Defining an SOC 1 report
An SOC 1 report can be defined as an evaluation of a service organization’s internal controls and operational environment, as it relates to data security and your company’s financial reporting. The purpose of the report is to serve as a risk assessment of your service provider’s controls because they can directly impact your company’s data security.
Therefore, asset managers will typically collect SOC 1 reports from all vendors to whom the company is outsourcing. This provides a realistic and actionable overview of the data environment of your company. Indeed, any data that you outsource to a third party vendor will only remain as secure as the vendor’s internal controls.
There are 2 main types of SOC reports; type 1 and type 2. A type 1 report provides details about the internal controls of a service organization, how they work, and how they will be enforced. In essence, it is a point in time assessment of the service organization’s systems and practices. You can refer to a type 1 report to determine how your service organization ought to carry out its internal controls.
A type 2 report works in much the same way as type 1. The difference is that it is an actual assessment of a period of time under which the service organization was implementing its internal controls. It can be used to determine how effective the controls were and whether they meet the standards of your organization.
Why an SOC 1 Report is necessary
Due to the need for data security in today’s business world, the importance of SOC reporting cannot be overstated. Companies outsource critical business functions to third party vendors. From payroll processing and cloud services to SaaS providers, you will often deal with multiple vendors when managing your company’s assets. An SOC 1 report is important in ensuring that all vendors are implementing and enforcing relevant internal controls. The reports can also serve as a risk assessment of your company’s data and help determine how vendors can affect your data security.

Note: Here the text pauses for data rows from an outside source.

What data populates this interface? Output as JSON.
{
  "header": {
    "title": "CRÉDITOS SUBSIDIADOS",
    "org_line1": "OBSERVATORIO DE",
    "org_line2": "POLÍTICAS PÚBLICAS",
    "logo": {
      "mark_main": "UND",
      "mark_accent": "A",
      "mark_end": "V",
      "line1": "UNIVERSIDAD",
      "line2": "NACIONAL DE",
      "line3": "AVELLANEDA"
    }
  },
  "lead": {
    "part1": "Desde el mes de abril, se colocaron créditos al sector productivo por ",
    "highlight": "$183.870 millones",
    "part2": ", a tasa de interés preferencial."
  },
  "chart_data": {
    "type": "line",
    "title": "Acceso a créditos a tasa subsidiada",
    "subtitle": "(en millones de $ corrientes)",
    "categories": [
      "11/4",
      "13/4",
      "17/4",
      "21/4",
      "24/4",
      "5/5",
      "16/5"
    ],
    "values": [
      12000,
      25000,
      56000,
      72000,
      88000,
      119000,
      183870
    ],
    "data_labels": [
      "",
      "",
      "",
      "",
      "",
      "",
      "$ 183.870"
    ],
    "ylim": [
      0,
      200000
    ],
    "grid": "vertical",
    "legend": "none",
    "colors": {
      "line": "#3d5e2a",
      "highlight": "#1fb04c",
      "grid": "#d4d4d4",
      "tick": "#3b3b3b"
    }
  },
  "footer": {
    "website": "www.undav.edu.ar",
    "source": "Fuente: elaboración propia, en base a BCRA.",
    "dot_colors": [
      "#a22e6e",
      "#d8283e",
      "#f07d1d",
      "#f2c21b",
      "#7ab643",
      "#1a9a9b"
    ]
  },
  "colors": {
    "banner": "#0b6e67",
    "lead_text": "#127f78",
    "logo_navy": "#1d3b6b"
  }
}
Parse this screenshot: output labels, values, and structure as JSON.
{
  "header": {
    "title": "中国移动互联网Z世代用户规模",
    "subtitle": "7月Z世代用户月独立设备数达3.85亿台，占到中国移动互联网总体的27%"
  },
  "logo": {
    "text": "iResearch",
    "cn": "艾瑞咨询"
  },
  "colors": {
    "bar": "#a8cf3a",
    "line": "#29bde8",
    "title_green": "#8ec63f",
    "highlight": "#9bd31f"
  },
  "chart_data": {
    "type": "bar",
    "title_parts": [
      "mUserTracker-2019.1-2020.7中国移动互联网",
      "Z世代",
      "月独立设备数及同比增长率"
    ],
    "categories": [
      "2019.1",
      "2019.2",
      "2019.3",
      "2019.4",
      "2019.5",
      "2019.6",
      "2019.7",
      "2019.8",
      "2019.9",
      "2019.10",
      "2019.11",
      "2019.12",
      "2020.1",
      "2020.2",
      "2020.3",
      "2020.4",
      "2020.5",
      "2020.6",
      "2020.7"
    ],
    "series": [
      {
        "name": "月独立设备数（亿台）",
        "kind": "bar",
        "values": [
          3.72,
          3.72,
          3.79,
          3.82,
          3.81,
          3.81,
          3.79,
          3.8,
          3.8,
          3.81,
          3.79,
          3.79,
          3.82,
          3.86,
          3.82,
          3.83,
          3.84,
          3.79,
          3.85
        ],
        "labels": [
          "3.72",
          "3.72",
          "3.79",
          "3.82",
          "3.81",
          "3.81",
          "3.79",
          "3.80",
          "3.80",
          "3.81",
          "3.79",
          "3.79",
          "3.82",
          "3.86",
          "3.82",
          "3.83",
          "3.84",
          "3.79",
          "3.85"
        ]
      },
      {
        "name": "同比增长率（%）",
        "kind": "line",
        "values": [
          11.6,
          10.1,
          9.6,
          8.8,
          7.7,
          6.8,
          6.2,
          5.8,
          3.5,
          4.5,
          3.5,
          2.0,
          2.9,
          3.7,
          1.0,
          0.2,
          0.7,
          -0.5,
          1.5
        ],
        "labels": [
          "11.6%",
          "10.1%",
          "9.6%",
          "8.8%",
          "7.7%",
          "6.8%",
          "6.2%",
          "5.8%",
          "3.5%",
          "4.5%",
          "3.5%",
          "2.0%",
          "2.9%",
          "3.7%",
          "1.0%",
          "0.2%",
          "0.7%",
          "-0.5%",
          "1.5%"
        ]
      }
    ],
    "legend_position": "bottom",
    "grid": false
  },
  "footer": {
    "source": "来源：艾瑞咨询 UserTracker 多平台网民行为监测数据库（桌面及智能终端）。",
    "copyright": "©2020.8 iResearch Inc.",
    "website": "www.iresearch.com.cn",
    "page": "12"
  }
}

In most cases, you will collect SOC reports from all service organizations in order to prepare your financial reports for a particular quarter.
SOC vs Sarbanes-Oxley Reporting
While there are certain areas where SOC and Sarbanes-Oxley reporting overlap, they’re not exactly the same. Similarities do arise where they both relate to financial reporting. Sarbanes-Oxley primarily covers the internal controls of your company’s financial reporting and how investors can keep track of these controls before they make critical decisions.
On the other hand, an SOC report is primarily meant for your company to assess the controls implemented by third party vendors. In other words, companies that rely on services outsourced to various service organizations will use SOC 1 reports collected from various vendors to assess their internal controls. SOC 1 reporting also applies to sub-service organizations (organizations to whom you may outsource and they, in turn, outsource to yet another company).
Using Automated Solutions to Streamline SOC 1 Reporting
The reality is that outsourcing improves operational efficiency and reduces the cost of processes that you would otherwise have to carry out in-house. Therefore, asset managers will often have to collect, review, and manage reports from multiple vendors. This often results in large amounts of data that need to be securely stored and easily retrieved for review when necessary.
Automated solutions that are optimized for GRC reporting facilitate this process. They provide a single source from which audit information gathering can be carried out. Access to the information can also be limited based on roles, making it easier for relevant personnel to carry out their functions effectively.
GRC control software can streamline SOC 1 reporting, asset management, and risk mitigation. By providing a single source for data access, all relevant stakeholders can ensure that SOC-relevant data is appropriately managed.